The Spanish Legion is grouped into four tercios (sing., tercio), a unit intermediate between a regiment and a brigade, each commanded by a colonel. The first and the second tercios constituted the core of the military garrisons at Melilla and Ceuta (North Africa). Each had been reduced by a motorized battalion, leaving it with a single motorized battalion, a mechanized battalion, an antitank company, and a headquarters company. They were equipped with BMR armored personnel carriers. The Third Tercio, stationed in the Canary Islands, consisted of two motorized battalions and a headquarters company. The Fourth Tercio was being converted from a support role to a combat unit at the legion headquarters in Ronda near Malaga. Although, probably not as “glamorous” outside Spain as their French counterparts, the Spanish legion has nothing to envy in professionalism and “fiercy” to any other elite force in the world.

The Ministry of Defence was planning the creation of a rapid deployment force composed entirely of volunteers. This force, which would include the Spanish Legion, the Paratroop Brigade, the Airborne Brigade, and Marine units, would be available for use in trouble spots on twelve hours’ notice. Lack of adequate air and naval transport would, however, be a limiting factor.

In spite of new procurement programs, introduced in the mid-1980s, arms and equipment were not in sufficient supply, and they were not up to the standards of other NATO armies. The inventory of medium tanks was made up of nearly 700 American models, as well as about Franco-Spanish 300 AMX-30s manufactured in Spain between 1974 and 1983. Although the military felt that it was essential to adopt a new main battle tank for the 1990s, some considerations led to a postponement of the decision and the upgrading of the AMX-30s with new German-designed diesel engines and transmissions, reactive armor panels, and laser fire-control systems.
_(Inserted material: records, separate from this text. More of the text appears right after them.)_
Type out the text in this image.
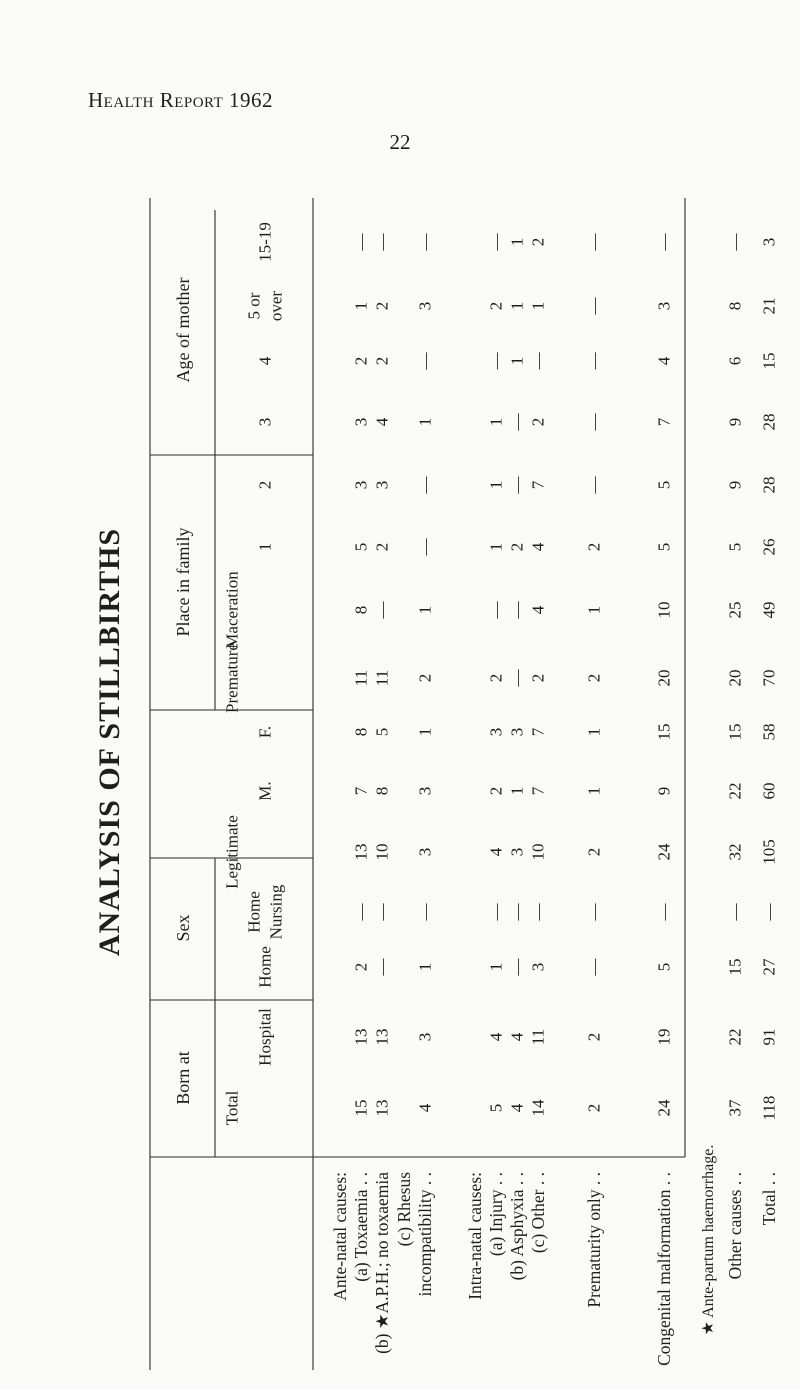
Health Report 1962
22
ANALYSIS OF STILLBIRTHS
★ Ante-partum haemorrhage.
Age of mother
Place in family
Sex
Born at
Total
Hospital
Home
Home Nursing
Legitimate
M.
F.
Premature
Maceration
1
2
3
4
5 or over
15-19
Ante-natal causes: (a) Toxaemia . .
15
13
2
—
13
7
8
11
8
5
3
3
2
1
—
(b) ★A.P.H.; no toxaemia
13
13
—
—
10
8
5
11
—
2
3
4
2
2
—
(c) Rhesus incompatibility . .
4
3
1
—
3
3
1
2
1
—
—
1
—
3
—
Intra-natal causes: (a) Injury . .
5
4
1
—
4
2
3
2
—
1
1
1
—
2
—
(b) Asphyxia . .
4
4
—
—
3
1
3
—
—
2
—
—
1
1
1
(c) Other . .
14
11
3
—
10
7
7
2
4
4
7
2
—
1
2
Prematurity only . .
2
2
—
—
2
1
1
2
1
2
—
—
—
—
—
Congenital malformation . .
24
19
5
—
24
9
15
20
10
5
5
7
4
3
—
Other causes . .
37
22
15
—
32
22
15
20
25
5
9
9
6
8
—
Total . .
118
91
27
—
105
60
58
70
49
26
28
28
15
21
3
Armored troop carriers included about 1,200 M-113s as well as AML-60s and AML-90s and Pizarro infantry fighting vehicle. The Spanish army is in the process of being equipped with more than 1,200 BMRs, a new armored vehicle designed and manufactured in Spain. A variety of towed and self-propelled artillery was available, ranging from 105 mm to 203 mm guns and howitzers. The main antitank weapons were recoilless rifles; 88.9 mm rocket launchers; Milan, Cobra, and Dragon missiles; and a small number of TOW (tube-launched, optically tracked, wireguided ) and HOT (high subsonic, optically guided, tube-launched) antitank missile systems. A considerable quantity of additional antitank missiles and rocket launchers was on order. The army aircraft inventory included about 280 helicopters, about 40 of which were armed with 20 mm guns or HOT antitank missiles.